Да, я всегда был чуток полноват в треклятой школе. Но. Лёх, я же всё и сам распрекраснейше помню, как нас страшно долбили по мордясям и в душу даже за копеечные физические недостатки. Зачем так уж гадко… Я никогда не расскажу, как мило-мило было в «нумере 172» по-настоящему. А я ведь только выразил душевное моё солнышко в школярском сердце – два дружбана-долговязика, и ничего большего.
Мне почти зачётный полтинник. И я невысказанным ребёнком помню эту «лютую недосказанность». Покурить бы, как в младые годики. Так ведь не имею такого наслаждения. «Переходи на «дудку» – изредка говаривал один «прокуренный – кура укура», малоприятный далёкий хулиган-хитроман. Он прав, бесноватый и ненадёжный.
А я ведь сначала просто завалиться дрыхнуть. Спать. Невероятная наша Эпоха, где нам абсолютно всё пох…й.
Акт непоВИНОвения, или Очередная Мотина глупость в 06 поутру
Ты зовёшь меня Мотя. Мотька. Мотюха. Мотенька. Обормотенька. То ли от фамилии. То ли тотемная фигня. Мне подходит. Меня ласкает. Я делаю «мяу». Я влюблён. Столько прошло лет и бед. А я люблю тебя до сих пор.
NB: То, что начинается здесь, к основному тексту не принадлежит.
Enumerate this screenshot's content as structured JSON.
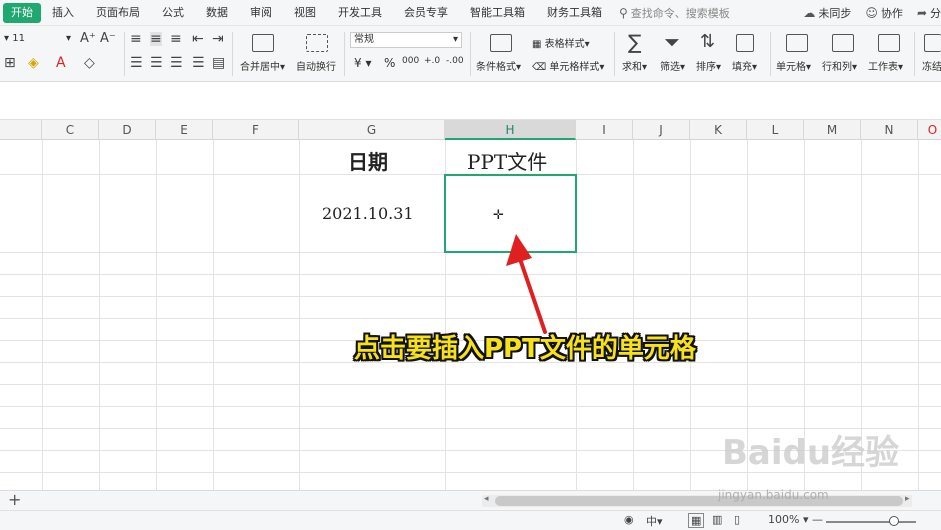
{
  "menu": {
    "tabs": [
      {
        "label": "开始",
        "active": true
      },
      {
        "label": "插入"
      },
      {
        "label": "页面布局"
      },
      {
        "label": "公式"
      },
      {
        "label": "数据"
      },
      {
        "label": "审阅"
      },
      {
        "label": "视图"
      },
      {
        "label": "开发工具"
      },
      {
        "label": "会员专享"
      },
      {
        "label": "智能工具箱"
      },
      {
        "label": "财务工具箱"
      }
    ],
    "search_placeholder": "查找命令、搜索模板",
    "sync_label": "未同步",
    "collab_label": "协作",
    "share_label": "分"
  },
  "ribbon": {
    "font_size": "11",
    "wrap_merge_label": "合并居中",
    "auto_wrap_label": "自动换行",
    "number_format": "常规",
    "currency_symbol": "¥",
    "percent_symbol": "%",
    "thousands_symbol": "000",
    "decimal_inc": "+.0",
    "decimal_dec": "-.00",
    "table_style_label": "表格样式",
    "cond_format_label": "条件格式",
    "cell_style_label": "单元格样式",
    "sum_label": "求和",
    "filter_label": "筛选",
    "sort_label": "排序",
    "fill_label": "填充",
    "cell_label": "单元格",
    "rowcol_label": "行和列",
    "worksheet_label": "工作表",
    "freeze_label": "冻结"
  },
  "grid": {
    "columns": [
      "C",
      "D",
      "E",
      "F",
      "G",
      "H",
      "I",
      "J",
      "K",
      "L",
      "M",
      "N",
      "O"
    ],
    "selected_column": "H",
    "header_g": "日期",
    "header_h": "PPT文件",
    "value_g": "2021.10.31"
  },
  "annotation": {
    "text": "点击要插入PPT文件的单元格",
    "color": "#f7e21a"
  },
  "tabbar": {
    "add_label": "+"
  },
  "status": {
    "zoom": "100%",
    "zoom_minus": "—"
  },
  "watermark": {
    "logo_text": "Baidu经验",
    "url": "jingyan.baidu.com"
  },
  "colors": {
    "accent": "#1fa870",
    "annotation_arrow": "#e02020"
  }
}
Мы все прячемся за Господа Бога. Кто лучше, кто стрёмнее. Как я, например. Моя любовь глупа. Но и честна. «Мотя любит Кисю» – старательно выводит странный один «мальчик» на чудом оставшейся девственной трансформаторной будке.
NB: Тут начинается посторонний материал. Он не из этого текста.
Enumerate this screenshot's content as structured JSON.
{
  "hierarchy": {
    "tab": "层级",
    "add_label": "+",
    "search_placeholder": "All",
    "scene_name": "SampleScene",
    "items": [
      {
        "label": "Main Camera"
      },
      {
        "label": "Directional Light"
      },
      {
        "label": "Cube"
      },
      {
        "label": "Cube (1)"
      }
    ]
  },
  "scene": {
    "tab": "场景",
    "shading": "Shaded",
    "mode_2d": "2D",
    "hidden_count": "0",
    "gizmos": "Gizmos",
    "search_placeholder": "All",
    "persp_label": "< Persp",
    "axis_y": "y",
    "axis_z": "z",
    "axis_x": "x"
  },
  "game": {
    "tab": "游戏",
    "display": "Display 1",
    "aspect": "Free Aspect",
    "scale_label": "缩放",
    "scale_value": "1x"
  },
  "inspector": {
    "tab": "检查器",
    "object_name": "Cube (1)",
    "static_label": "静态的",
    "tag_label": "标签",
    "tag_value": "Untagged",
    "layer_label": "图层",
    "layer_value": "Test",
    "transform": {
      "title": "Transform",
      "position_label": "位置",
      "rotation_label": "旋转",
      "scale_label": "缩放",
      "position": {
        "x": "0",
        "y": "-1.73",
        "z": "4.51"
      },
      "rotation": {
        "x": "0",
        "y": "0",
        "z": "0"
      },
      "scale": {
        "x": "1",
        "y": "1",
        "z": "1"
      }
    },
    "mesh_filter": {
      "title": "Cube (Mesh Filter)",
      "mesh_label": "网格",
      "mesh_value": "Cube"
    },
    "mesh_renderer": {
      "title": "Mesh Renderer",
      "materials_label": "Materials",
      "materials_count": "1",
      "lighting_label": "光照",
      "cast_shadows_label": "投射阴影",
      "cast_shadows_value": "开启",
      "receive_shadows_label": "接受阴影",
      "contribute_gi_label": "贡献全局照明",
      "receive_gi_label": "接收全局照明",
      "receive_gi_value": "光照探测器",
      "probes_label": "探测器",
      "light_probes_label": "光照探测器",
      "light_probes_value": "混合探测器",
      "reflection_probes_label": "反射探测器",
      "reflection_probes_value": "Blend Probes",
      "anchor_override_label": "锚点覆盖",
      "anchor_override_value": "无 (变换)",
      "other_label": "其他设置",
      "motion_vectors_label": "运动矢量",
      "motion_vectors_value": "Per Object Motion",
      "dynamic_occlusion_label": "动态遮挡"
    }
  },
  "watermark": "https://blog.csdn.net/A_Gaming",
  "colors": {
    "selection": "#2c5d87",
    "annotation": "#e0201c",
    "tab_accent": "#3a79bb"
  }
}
Ты ревнуешь меня до сих пор, красивая Кися? Ты сама выбрала это сладкое имя. Я ревную. Но я так старательно загнал этот мой жуткий порок в такие «запряткие-запрятки», что он там полёживает смирно. А ты? А у тебя?
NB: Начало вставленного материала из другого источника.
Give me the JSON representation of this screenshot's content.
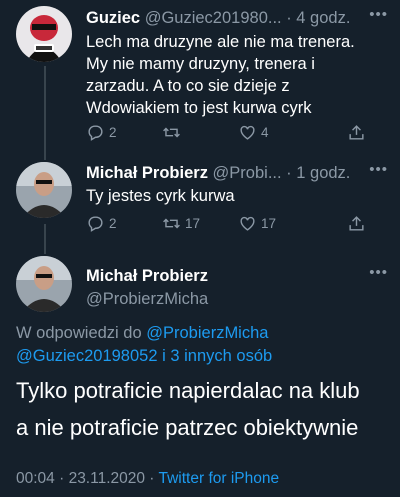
{
  "tweets": [
    {
      "name": "Guziec",
      "handle": "@Guziec201980...",
      "time": "· 4 godz.",
      "text_lines": [
        "Lech ma druzyne ale nie ma trenera.",
        "My nie mamy druzyny, trenera i",
        "zarzadu. A to co sie dzieje z",
        "Wdowiakiem to jest kurwa cyrk"
      ],
      "replies": "2",
      "retweets": "",
      "likes": "4"
    },
    {
      "name": "Michał Probierz",
      "handle": "@Probi...",
      "time": "· 1 godz.",
      "text_lines": [
        "Ty jestes cyrk kurwa"
      ],
      "replies": "2",
      "retweets": "17",
      "likes": "17"
    }
  ],
  "main": {
    "name": "Michał Probierz",
    "handle": "@ProbierzMicha",
    "reply_prefix": "W odpowiedzi do ",
    "reply_user1": "@ProbierzMicha",
    "reply_user2": "@Guziec20198052",
    "reply_more": " i 3 innych osób",
    "text_line1": "Tylko potraficie napierdalac na klub",
    "text_line2": "a nie potraficie patrzec obiektywnie",
    "time": "00:04",
    "date": " · 23.11.2020 · ",
    "source": "Twitter for iPhone"
  },
  "icons": {
    "more": "more-dots-icon",
    "reply": "reply-bubble-icon",
    "retweet": "retweet-icon",
    "like": "heart-icon",
    "share": "share-icon"
  },
  "colors": {
    "background": "#15202b",
    "secondary_text": "#8b98a5",
    "link": "#1d9bf0"
  }
}
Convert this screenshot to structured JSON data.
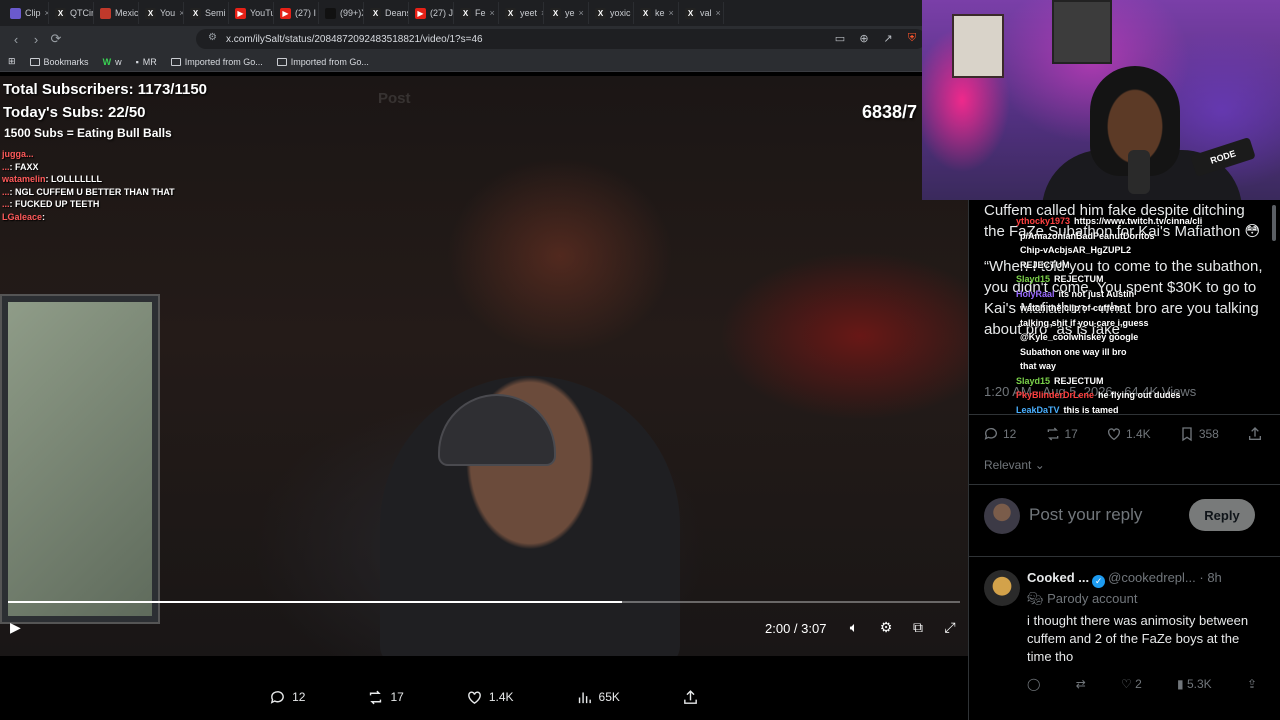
{
  "browser": {
    "tabs": [
      {
        "label": "Clip",
        "icon": "clip-icon",
        "color": "#6a5acd"
      },
      {
        "label": "QTCin",
        "icon": "x-icon",
        "color": "#222222"
      },
      {
        "label": "Mexic",
        "icon": "record-icon",
        "color": "#c0392b"
      },
      {
        "label": "You",
        "icon": "x-icon",
        "color": "#222222"
      },
      {
        "label": "Semi",
        "icon": "x-icon",
        "color": "#222222"
      },
      {
        "label": "YouTul",
        "icon": "youtube-icon",
        "color": "#e62117"
      },
      {
        "label": "(27) I",
        "icon": "youtube-icon",
        "color": "#e62117"
      },
      {
        "label": "(99+)X",
        "icon": "tiktok-icon",
        "color": "#111111"
      },
      {
        "label": "Deans",
        "icon": "x-icon",
        "color": "#222222"
      },
      {
        "label": "(27) Jir",
        "icon": "youtube-icon",
        "color": "#e62117"
      },
      {
        "label": "Fe",
        "icon": "x-icon",
        "color": "#222222"
      },
      {
        "label": "yeet",
        "icon": "x-icon",
        "color": "#222222"
      },
      {
        "label": "ye",
        "icon": "x-icon",
        "color": "#222222"
      },
      {
        "label": "yoxic",
        "icon": "x-icon",
        "color": "#222222"
      },
      {
        "label": "ke",
        "icon": "x-icon",
        "color": "#222222"
      },
      {
        "label": "val",
        "icon": "x-icon",
        "color": "#222222"
      }
    ],
    "url": "x.com/ilySalt/status/2084872092483518821/video/1?s=46",
    "bookmarks": [
      {
        "label": "Bookmarks"
      },
      {
        "label": "w"
      },
      {
        "label": "MR"
      },
      {
        "label": "Imported from Go..."
      },
      {
        "label": "Imported from Go..."
      }
    ]
  },
  "stream_overlay": {
    "total_subs": "Total Subscribers: 1173/1150",
    "today_subs": "Today's Subs: 22/50",
    "goal": "1500 Subs = Eating Bull Balls",
    "counter": "6838/7",
    "left_chat": [
      {
        "user": "jugga...",
        "msg": ""
      },
      {
        "user": "...",
        "msg": ": FAXX"
      },
      {
        "user": "watamelin",
        "msg": ": LOLLLLLLL"
      },
      {
        "user": "...",
        "msg": ": NGL CUFFEM U BETTER THAN THAT"
      },
      {
        "user": "...",
        "msg": ": FUCKED UP TEETH"
      },
      {
        "user": "LGaleace",
        "msg": ":"
      }
    ],
    "right_chat": [
      {
        "user": "ythocky1973",
        "msg": "https://www.twitch.tv/cinna/cli",
        "color": "#ff4040"
      },
      {
        "user": "",
        "msg": "p/AmazonianBadPeanutDoritos",
        "color": "#ff4040"
      },
      {
        "user": "",
        "msg": "Chip-vAcbjsAR_HgZUPL2",
        "color": "#ff4040"
      },
      {
        "user": "",
        "msg": "REJECTUM",
        "color": "#ff4040"
      },
      {
        "user": "Slayd15",
        "msg": "REJECTUM",
        "color": "#7bd24a"
      },
      {
        "user": "HolyRaal",
        "msg": "its not just Austin",
        "color": "#9b6cff"
      },
      {
        "user": "",
        "msg": "watch the clip of cuffem",
        "color": "#ff4040"
      },
      {
        "user": "",
        "msg": "talking shit if you care i guess",
        "color": "#ff4040"
      },
      {
        "user": "",
        "msg": "@Kyle_coolwhiskey google",
        "color": "#ff4040"
      },
      {
        "user": "",
        "msg": "Subathon one way ill bro",
        "color": "#ff4040"
      },
      {
        "user": "",
        "msg": "that way",
        "color": "#ff4040"
      },
      {
        "user": "Slayd15",
        "msg": "REJECTUM",
        "color": "#7bd24a"
      },
      {
        "user": "PkyBlinderDrLene",
        "msg": "he flying out dudes",
        "color": "#ff4040"
      },
      {
        "user": "LeakDaTV",
        "msg": "this is tamed",
        "color": "#4ab0ff"
      }
    ]
  },
  "video": {
    "post_label": "Post",
    "time": "2:00 / 3:07",
    "progress": 0.645
  },
  "bottom_actions": {
    "replies": "12",
    "reposts": "17",
    "likes": "1.4K",
    "views": "65K"
  },
  "tweet": {
    "text1": "Cuffem called him fake despite ditching the FaZe Subathon for Kai's Mafiathon 😳",
    "text2": "“When I told you to come to the subathon, you didn't come. You spent $30K to go to Kai's Mafiathon - what bro are you talking about bro” as is fake”",
    "time": "1:20 AM · Aug 5, 2026 · 64.4K Views",
    "replies": "12",
    "reposts": "17",
    "likes": "1.4K",
    "bookmarks": "358",
    "relevant": "Relevant"
  },
  "reply_box": {
    "placeholder": "Post your reply",
    "button": "Reply"
  },
  "comment": {
    "name": "Cooked ...",
    "handle": "@cookedrepl...",
    "time": "· 8h",
    "parody": "Parody account",
    "text": "i thought there was animosity between cuffem and 2 of the FaZe boys at the time tho",
    "likes": "2",
    "views": "5.3K"
  },
  "webcam": {
    "mic_brand": "RODE"
  }
}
Нас всех баюкает что-то. Отвлекает. И от проклятой ревности тоже. «Убаюкай нас. Экстаз» – это главное. Обволакивающий, небесный, дрожащий и самодостаточный. Он спасает. Он ласкает. Он обманывает.
«Сладкие лапы Гестапо» – нацарапал я как-то в своей дурной полудрёме. Ты можешь милостиво «дать мёд». А можешь, и нет. Ты капризна. Я сержусь. Но ты так затейливо устроена. Плюс-минус, так построена Вселенная. Не нам разменивать её по маленьким твоим пфеннигам.
Необыкновенное словечко «неповиновение». В нём, скандальном, заложено «абсолютно совершенно» (привет обкуренному «контральто» Курмангалиеву) – «вино», «вина», «не по вене» и миллиард других милых игрушек. «06» поутру, «вино» надёжно греет, жарит бесконечный дождь. Я есть. Кися где-то рядышком, в хулиганке-Москве. Чего ещё желать?
А вспоминаются всё какие-то глупые глупости. Ты нелепо цапнула этот дикий брикетик творога и… траванулась… «Травожок», понимаешь… И какие нерадивые скоты это подло стряпают? И пахнет, сука, творогом. Ворогом, блинушки.
«В ушах шумит вьюга, и мы любим друг друга.» – первостатейная пошлость, но как она дьявольски хороша. Кися любит Мотю? Ты негритянка. Твоё ненасытное чувственное главенствует. Это нужно покорно признать, или. Ничто. «Или» нет. Ты не признаёшь жалких вариантов.